Summary: This module discusses discusses the primary detection methods used in a real-time laugh track removal system. It is part of a larger series discussing the implementation of this system.

Based on the distinct time-domain characteristics of a laugh track, it is possible to use a simple method to detect such sounds. Our primary detection method uses the envelope of the input signal to find laughs.

We used two methods of finding and smoothing the envelope of the input signal. In the first method, the magnitude of the input signal is fed into a low pass filter and then squared to obtain the envelope. The filter is a 1000-point fir, linear phase filter generated by MATLAB. The method is simple and easy to implement, but not very efficient.

Another method of finding the envelope of a signal is by using the Hilbert Transform. The Hilbert Transform shifts all the positive frequencies in a signal forward by pi/2 and all the negative frequencies backward by the same amount. The envelope may then be calculated by taking the square root of the sum of the squares of the Hilbert transform and the original signal. The Hilbert Transform is calculated by taking the FFT of the input signal, multiplying the positive frequencies by j and the negative frequencies by –j, and taking the inverse FFT. As in the first method, the envelope needs to be smoothed for further processing by low-pass filtering.

Once the envelope of the signal is found, laughs are detected by a threshold system. The location routine iterates through the samples of the envelope looking for values above a given amplitude threshold. Once this threshold is reached, the routine continues, tracking how long the envelope stays above a second amplitude threshold (lower than the first). If this width reaches a given threshold, the part of the signal from where its envelope rises above the first amplitude threshold to the part where its envelope drops below the second amplitude threshold is flagged as a laugh.

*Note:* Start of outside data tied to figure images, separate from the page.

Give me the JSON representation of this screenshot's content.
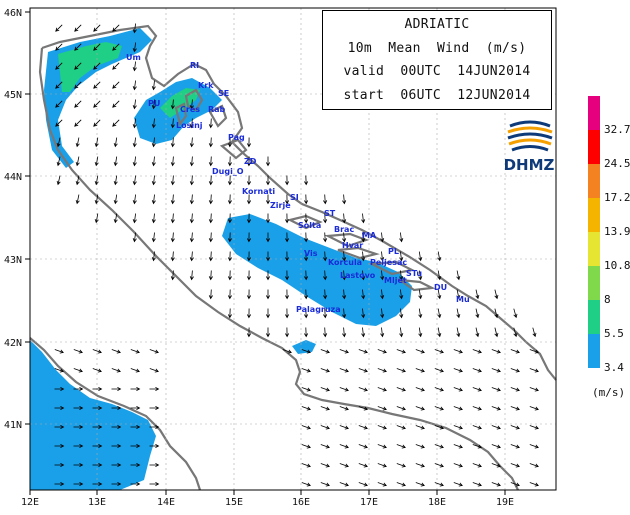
{
  "info": {
    "title": "ADRIATIC",
    "variable": "10m  Mean  Wind  (m/s)",
    "valid": "valid  00UTC  14JUN2014",
    "start": "start  06UTC  12JUN2014"
  },
  "logo": {
    "text": "DHMZ",
    "icon": "dhmz-globe-icon"
  },
  "legend": {
    "unit": "(m/s)",
    "levels": [
      {
        "label": "32.7",
        "color": "#e6007e"
      },
      {
        "label": "24.5",
        "color": "#ff0000"
      },
      {
        "label": "17.2",
        "color": "#f58220"
      },
      {
        "label": "13.9",
        "color": "#f5b400"
      },
      {
        "label": "10.8",
        "color": "#e6e632"
      },
      {
        "label": "8",
        "color": "#7fd94a"
      },
      {
        "label": "5.5",
        "color": "#1fcf85"
      },
      {
        "label": "3.4",
        "color": "#1aa0e8"
      }
    ]
  },
  "axes": {
    "lon_ticks": [
      "12E",
      "13E",
      "14E",
      "15E",
      "16E",
      "17E",
      "18E",
      "19E"
    ],
    "lat_ticks": [
      "46N",
      "45N",
      "44N",
      "43N",
      "42N",
      "41N"
    ]
  },
  "colors": {
    "land": "#ffffff",
    "sea": "#ffffff",
    "coast": "#777777",
    "wind_light": "#1aa0e8",
    "wind_moderate": "#1fcf85",
    "arrow": "#000000",
    "place_label": "#1a2bd8"
  },
  "places": [
    {
      "name": "Um"
    },
    {
      "name": "RI"
    },
    {
      "name": "Krk"
    },
    {
      "name": "SE"
    },
    {
      "name": "PU"
    },
    {
      "name": "Cres"
    },
    {
      "name": "Rab"
    },
    {
      "name": "Losinj"
    },
    {
      "name": "Pag"
    },
    {
      "name": "ZD"
    },
    {
      "name": "Dugi_O"
    },
    {
      "name": "Kornati"
    },
    {
      "name": "SI"
    },
    {
      "name": "Zirje"
    },
    {
      "name": "ST"
    },
    {
      "name": "Solta"
    },
    {
      "name": "Brac"
    },
    {
      "name": "MA"
    },
    {
      "name": "Hvar"
    },
    {
      "name": "PL"
    },
    {
      "name": "Vis"
    },
    {
      "name": "Korcula"
    },
    {
      "name": "Peljesac"
    },
    {
      "name": "Lastovo"
    },
    {
      "name": "STu"
    },
    {
      "name": "Mljet"
    },
    {
      "name": "DU"
    },
    {
      "name": "Mu"
    },
    {
      "name": "Palagruza"
    }
  ]
}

Our primary detection method gave us good results for the sound clips we used (sitcoms with audio tracks consisting mostly of dialogue and laughs). It does however have a few shortcomings. This method has trouble detecting laughs of low volume, and tends to cut out other sounds that overlap with the laughs. Additionally, it has trouble finding precisely the beginning and end of laughs, due to variations in the envelope shapes of different laughs. We had very little trouble with false positives in the clips we tested, however more sophisticated methods would be required to distinguish between laughter and other sounds with similar time-domain characteristics (such as applause).